Case summary written by Marc Barros Gevers and checked by Kirsten Chetty.
The parties in this matter are as follows: the First Applicant is the School Governing Body of Uitzig Secondary School (“the First Applicant”); the Second Applicant is Uitzig Secondary School (“the Second Applicant”); the First Respondent is the MEC for Education, Western Cape (“the First Respondent”), and; the Second Respondent is the Western Cape Education Department (“the Second Respondent”). For ease of reference, the parties herein will be referenced collectively, as the Applicants and the Respondents, respectively. This case, as above cited, specifically deals with whether an administrative decision could be suspended in terms of section 18(1) of the Superior Courts Act 10 of 2013 (“the Act”), where an application that had been dismissed was being appealed.
The Applicants had initially brought an application to review and set aside the administrative decision of the Respondents to close down the Second Applicant. An interim order was initially granted, which suspended the implementation of the Respondents’ decision, and following the finalisation of the matter, the court a quo dismissed the application. Pursuant to this, the Applicants lodged an appeal against the court a quo’s judgment and order with the Supreme Court of Appeals (“SCA”).
Pending the outcome of the application for leave to appeal, the Applicants sought clarification as to the effects of section 18 of the Act, under the circumstance. Section 18 of the Act provides for the suspension of decisions pending the outcome of an appeal. The relevant provisions of section 18, hereto, provide:
- Subject to subsections (2) and (3), and unless the court under exceptional circumstances orders otherwise, the operation and execution of a decision which is the subject of an application for leave to appeal or of an appeal, is suspended pending the decision of the application or appeal.
3. A court may only order otherwise as contemplated in subsection (1) or (2), if the party who applied to the court to order otherwise, in addition proves on a balance of probabilities that he or she will suffer irreparable harm if the court does not so order and that the other party will not suffer irreparable harm if the court so orders.
The Applicants argued that as a result of having lodged an appeal with the SCA, section 18(1) suspended the court a quo’s judgment and order dismissing their application to review and set aside the Respondents’ decision, which in effect also suspended the execution and implementation of the Respondents’ decision. The Applicants further argued that they would suffer irreparable harm should the Respondents’ decision not be suspended, pending the appeal application, while the Respondents would not suffer the same fate. While it is common cause that section 18(1) suspends decisions pending an appeal, the Applicants brought this application to enforce the consequences of section 18(1) and prevent the Respondents’ from closing down the Second Applicant.

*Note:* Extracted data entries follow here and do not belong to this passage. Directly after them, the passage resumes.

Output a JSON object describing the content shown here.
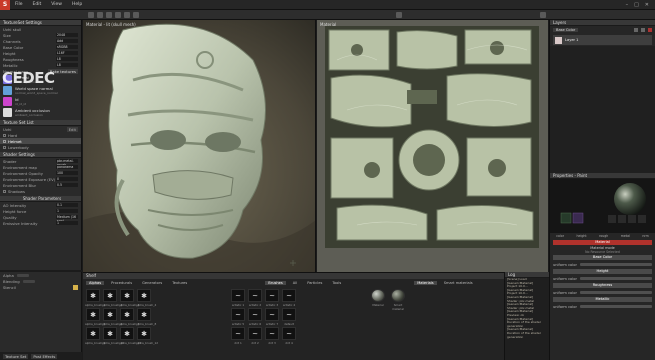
{
  "menubar": {
    "items": [
      "File",
      "Edit",
      "View",
      "Help"
    ],
    "window_controls": [
      "–",
      "□",
      "✕"
    ]
  },
  "left_panel": {
    "header": "TextureSet Settings",
    "title_row": "Uvhi skull",
    "params": [
      {
        "label": "Size",
        "value": "2048"
      },
      {
        "label": "Channels",
        "value": "Add"
      },
      {
        "label": "Base Color",
        "value": "sRGB8"
      },
      {
        "label": "Height",
        "value": "L16F"
      },
      {
        "label": "Roughness",
        "value": "L8"
      },
      {
        "label": "Metallic",
        "value": "L8"
      }
    ],
    "normal_maps_label": "Normal maps",
    "bake_textures_button": "Bake textures",
    "map_slots": [
      {
        "name": "Normal",
        "sub": "normal_normal",
        "color": "#7b6fe0"
      },
      {
        "name": "World space normal",
        "sub": "normal_world_space_normal",
        "color": "#62a0d8"
      },
      {
        "name": "Id",
        "sub": "id_id_id",
        "color": "#cc44cc"
      },
      {
        "name": "Ambient occlusion",
        "sub": "ambient_occlusion",
        "color": "#dddddd"
      }
    ],
    "section2_header": "Texture Set List",
    "section2_rows": [
      "Uvhi",
      "Hard",
      "Helmet",
      "Lowerbody"
    ],
    "section2_active": "Helmet",
    "shader_header": "Shader Settings",
    "shader_rows": [
      "Shader",
      "Environment map",
      "Environment Opacity",
      "Environment Exposure (EV)",
      "Environment Blur",
      "Shadows"
    ],
    "shader_values": [
      "pbr-metal-rough",
      "panorama",
      "100",
      "0",
      "0.5",
      ""
    ],
    "params_header": "Shader Parameters",
    "params_rows": [
      "AO Intensity",
      "Height force",
      "Quality",
      "Emissive Intensity"
    ],
    "params_values": [
      "0.1",
      "1",
      "Medium (16 spp)",
      "1"
    ]
  },
  "viewport3d": {
    "label": "Material - lit (skull mesh)"
  },
  "viewport2d": {
    "label": "Material"
  },
  "right_panel": {
    "layers_header": "Layers",
    "layer_tab": "Base Color",
    "layer_name": "Layer 1",
    "properties_header": "Properties - Paint",
    "material_header": "Material",
    "material_mode": "Material mode",
    "no_resource": "No Resource Selected",
    "channels": [
      "color",
      "height",
      "rough",
      "metal",
      "nrm"
    ],
    "sections": [
      {
        "title": "Base Color",
        "value": "uniform color"
      },
      {
        "title": "Height",
        "value": "uniform color"
      },
      {
        "title": "Roughness",
        "value": "uniform color"
      },
      {
        "title": "Metallic",
        "value": "uniform color"
      }
    ]
  },
  "shelf": {
    "title": "Shelf",
    "tabs_left": [
      "Alphas",
      "Procedurals",
      "Generators",
      "Textures"
    ],
    "tabs_mid": [
      "Brushes",
      "All",
      "Particles",
      "Tools"
    ],
    "tabs_right": [
      "Materials",
      "Smart materials"
    ],
    "alpha_names": [
      "alpha_brush_1",
      "alpha_brush_2",
      "alpha_brush_3",
      "alpha_brush_4",
      "alpha_brush_5",
      "alpha_brush_6",
      "alpha_brush_7",
      "alpha_brush_8",
      "alpha_brush_9",
      "alpha_brush_10",
      "alpha_brush_11",
      "alpha_brush_12"
    ],
    "brush_names": [
      "artistic 1",
      "artistic 2",
      "artistic 3",
      "artistic 4",
      "artistic 5",
      "artistic 6",
      "artistic 7",
      "default brush",
      "dirt 1",
      "dirt 2",
      "dirt 3",
      "dirt 4"
    ],
    "material_names": [
      "Material",
      "Smart material"
    ]
  },
  "log": {
    "title": "Log",
    "lines": [
      "[Scene] Load",
      "[GenericMaterial]",
      "Project 10.0...",
      "[GenericMaterial]",
      "Project 10.0...",
      "[GenericMaterial]",
      "Shader: pbr-metal",
      "[GenericMaterial]",
      "Shader: pbr-metal",
      "[GenericMaterial]",
      "Preview: ok",
      "[GenericMaterial]",
      "Duration of the shader",
      "generation",
      "[GenericMaterial]",
      "Duration of the shader",
      "generation"
    ]
  },
  "statusbar": {
    "tabs": [
      "Texture Set",
      "Post Effects"
    ]
  },
  "watermark": "CEDEC"
}
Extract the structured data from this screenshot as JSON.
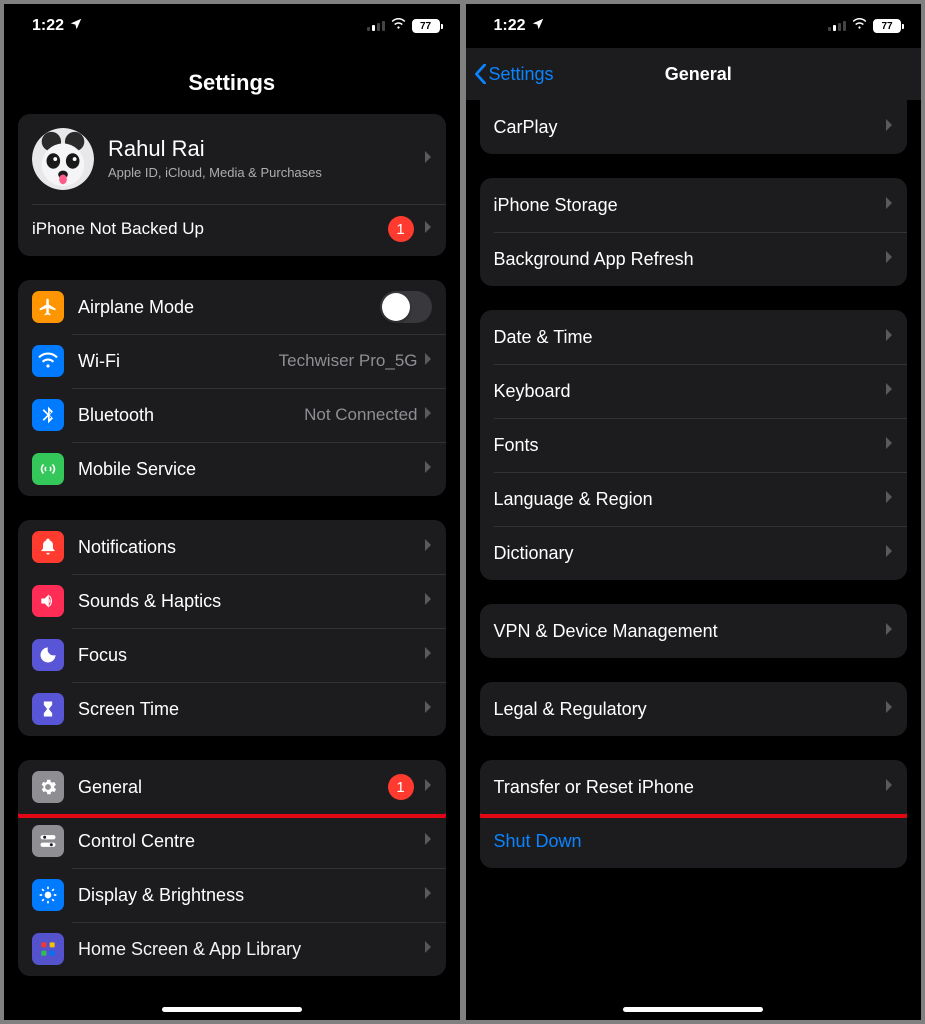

The Respondents contended that the purpose of section 18(1) was similar to that of the common law rule, such that an application for leave to appeal only suspends orders or decisions, where relief is granted against a litigant, pending such appeal. The Respondents further argued that where an application is dismissed, such dismissal cannot be suspended “simply because there is nothing to appeal that can operate or upon which execution can be levied.” The Respondents submitted that the Applicants should rather have launched an application for an interdict against the implementation of their decision.
Given the circumstances of this case, the court thus had to determine whether section 18(1) of the Act could apply, contrary to the common law rule, where the decision being appealed was not an order which was executable.
The court emphasised that should a party wish to enforce an order that is under appeal this is to be done by way of a substantive application in terms of section 18(3) of the Act. Due to the fact that the Respondents failed to observe the requisite procedure they cannot implement their decision, pending the outcome of the appeal.
The court held that, while the common law creates a distinction between orders that may be suspended pending an appeal, section 18(1) does not and that same applies to all decisions or order. Restricting the application of section 18(1), to that of the common law rule, would not only frustrate the purpose of the suspension principle, but would also offend section 9(1) of the Constitution by creating a discriminatory approach to litigants. Moreover, the requirement of exceptional circumstances in the suspension provision (justifying deviation therefrom) demonstrates the importance and potency of this principle.
In light of the above, the court ultimately ordered that the Respondents’ decision to close the Second Applicant was suspended in terms of section 18(1) of the Act, and further that the initial order from the court a quo, suspending the Respondents’ decision, was ‘revived’ pending the appeal application. Costs of the application (including the costs of two Counsel) were awarded against the First Respondent.
This decision clarified the application of section 18(1) of the Superior Courts Act 10 of 2013, such that section 18(1) applies to all decisions or orders irrespective of whether such orders are “executable” in nature. The decision further provided that the purpose of this section is to provide protection to a litigant pending a full investigation of the matter by the Court on appeal, and that any limitation of its application would hinder the realisation of the constitutional right to equality before the law.
The primary issue that the court had to determine in this matter was whether an administrative decision could be suspended in terms of section 18(1) of the Superior Courts Act 10 of 2013, where an application that had been dismissed was being appealed.
Administrative Action; Leave to Appeal; Suspension of Decision; Section 18(1) of the Superior Courts Act 10 of 2013; Common Law.